Mengambil Pelajaran dari Istighatsah Nabi di Perang Badar
“(Ingatlah), ketika kalian memohon pertolongan (istighatsah) kepada Rabb kalian, lalu diperkenankan-Nya bagi kalian: “Sesungguhnya Aku akan mendatangkan bala bantuan kepada kalian dengan seribu malaikat yang datang berturut-turut.”(Al-Anfal: 9)
Ketika perang sedang berkecamuk, Nabi melihat para sahabatnya yang berjumlah 300 orang lebih sedikit, sementara kaum musyrikin berjumlah 1000 orang lebih. Maka Nabi yang ketika itu memakai selendang dan sarungnya pun menghadap kiblat, serta membentangkan kedua tangannya dan berdoa, “Ya Allah, manakah janji yang Engkau berikan kepadaku. Ya Allah, penuhilah janji yang pernah Engkau berikan kepadaku. Ya Allah, jika Engkau binasakan sekelompok kaum muslimin ini, niscaya Engkau tidak akan diibadahi lagi di muka bumi ini selamanya.”

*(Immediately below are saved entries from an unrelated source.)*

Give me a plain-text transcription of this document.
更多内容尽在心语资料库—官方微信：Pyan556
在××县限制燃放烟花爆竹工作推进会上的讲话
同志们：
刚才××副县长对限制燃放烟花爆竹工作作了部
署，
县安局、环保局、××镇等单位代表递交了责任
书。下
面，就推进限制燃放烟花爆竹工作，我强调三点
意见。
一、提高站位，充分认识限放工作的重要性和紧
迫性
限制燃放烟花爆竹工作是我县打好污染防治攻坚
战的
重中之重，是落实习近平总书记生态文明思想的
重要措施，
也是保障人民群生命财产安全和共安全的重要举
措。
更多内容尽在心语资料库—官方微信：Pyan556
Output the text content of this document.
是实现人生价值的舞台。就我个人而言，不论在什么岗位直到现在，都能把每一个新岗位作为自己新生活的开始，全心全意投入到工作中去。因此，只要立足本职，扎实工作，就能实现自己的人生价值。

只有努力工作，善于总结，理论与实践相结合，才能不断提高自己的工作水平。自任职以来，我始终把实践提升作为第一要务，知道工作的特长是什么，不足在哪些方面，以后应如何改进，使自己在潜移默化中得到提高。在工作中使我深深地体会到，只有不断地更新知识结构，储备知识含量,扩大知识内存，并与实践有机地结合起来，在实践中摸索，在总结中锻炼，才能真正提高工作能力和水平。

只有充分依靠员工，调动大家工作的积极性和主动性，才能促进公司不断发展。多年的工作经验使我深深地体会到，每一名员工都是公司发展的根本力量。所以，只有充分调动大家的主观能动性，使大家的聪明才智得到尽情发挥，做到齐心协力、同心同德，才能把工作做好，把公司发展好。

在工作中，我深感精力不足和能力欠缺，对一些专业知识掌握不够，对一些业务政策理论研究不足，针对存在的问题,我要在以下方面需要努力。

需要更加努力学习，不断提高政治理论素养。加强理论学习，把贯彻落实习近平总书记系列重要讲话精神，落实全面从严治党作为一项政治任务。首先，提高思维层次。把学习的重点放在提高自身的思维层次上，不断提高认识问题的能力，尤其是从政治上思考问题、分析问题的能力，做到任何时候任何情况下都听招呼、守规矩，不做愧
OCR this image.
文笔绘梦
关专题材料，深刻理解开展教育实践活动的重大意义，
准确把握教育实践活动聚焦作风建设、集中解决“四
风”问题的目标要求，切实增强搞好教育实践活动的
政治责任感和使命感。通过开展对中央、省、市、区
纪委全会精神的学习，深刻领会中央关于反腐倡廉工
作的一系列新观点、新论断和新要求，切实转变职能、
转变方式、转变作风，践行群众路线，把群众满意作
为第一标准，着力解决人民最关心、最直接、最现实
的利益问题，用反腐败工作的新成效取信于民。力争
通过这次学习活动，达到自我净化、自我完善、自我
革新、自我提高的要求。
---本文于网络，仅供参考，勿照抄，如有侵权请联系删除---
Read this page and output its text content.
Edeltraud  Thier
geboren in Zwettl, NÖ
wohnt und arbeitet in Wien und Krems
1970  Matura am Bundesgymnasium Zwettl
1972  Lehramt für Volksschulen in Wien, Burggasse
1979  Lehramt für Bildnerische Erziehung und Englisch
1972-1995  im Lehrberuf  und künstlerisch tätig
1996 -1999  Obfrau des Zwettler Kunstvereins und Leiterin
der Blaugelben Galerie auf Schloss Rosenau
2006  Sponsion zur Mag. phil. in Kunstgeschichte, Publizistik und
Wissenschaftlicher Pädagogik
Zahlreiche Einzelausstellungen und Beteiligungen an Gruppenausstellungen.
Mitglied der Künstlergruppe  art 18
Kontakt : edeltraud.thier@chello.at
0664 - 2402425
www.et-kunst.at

Terus-menerus beliau beristighatsah dan berdoa kepada Rabbnya hingga selendangnya pun terjatuh. Lalu Abu Bakar pun mendatangi beliau dan mengambil selendang beliau lalu mengembalikannya kepada Rasulullah. Abu Bakar senantiasa di belakang Nabi, kemudian mengatakan, “Wahai Nabi Allah, cukuplah permohonanmu kepada Rabbmu, pasti Dia akan memenuhi janji-Nya kepadamu. Lalu Allah turunkan ayat-Nya (artinya),
“(Ingatlah), ketika kalian memohon pertolongan (istighatsah) kepada Rabb kalian, lalu diperkenankan-Nya bagi kalian: “Sesungguhnya Aku akan mendatangkan bala bantuan kepada kalian dengan seribu malaikat yang datang berturut-turut.”(Al-Anfal: 9)
Akhirnya Allah pun memenangkan kaum mukminin dan menghancurkan kekuatan musyrikin. Sebanyak 70 orang musyrikin terbunuh, dan 70 orang yang lain menjadi tawanan kaum mukminin. (Tafsir Ibnu Katsir)
Istighatsah dalam Lingkup Aqidah
Istighatsah adalah permohonan dan permintaan tolong agar dihilangkan kesusahan dan kesempitan yang sedang dialami. (Fathul Majid). Sehingga orang yang beristighatsah maknanya adalah ia memohon pertolongan agar kesusahan dan kesempitan yang sedang dialami segera sirna.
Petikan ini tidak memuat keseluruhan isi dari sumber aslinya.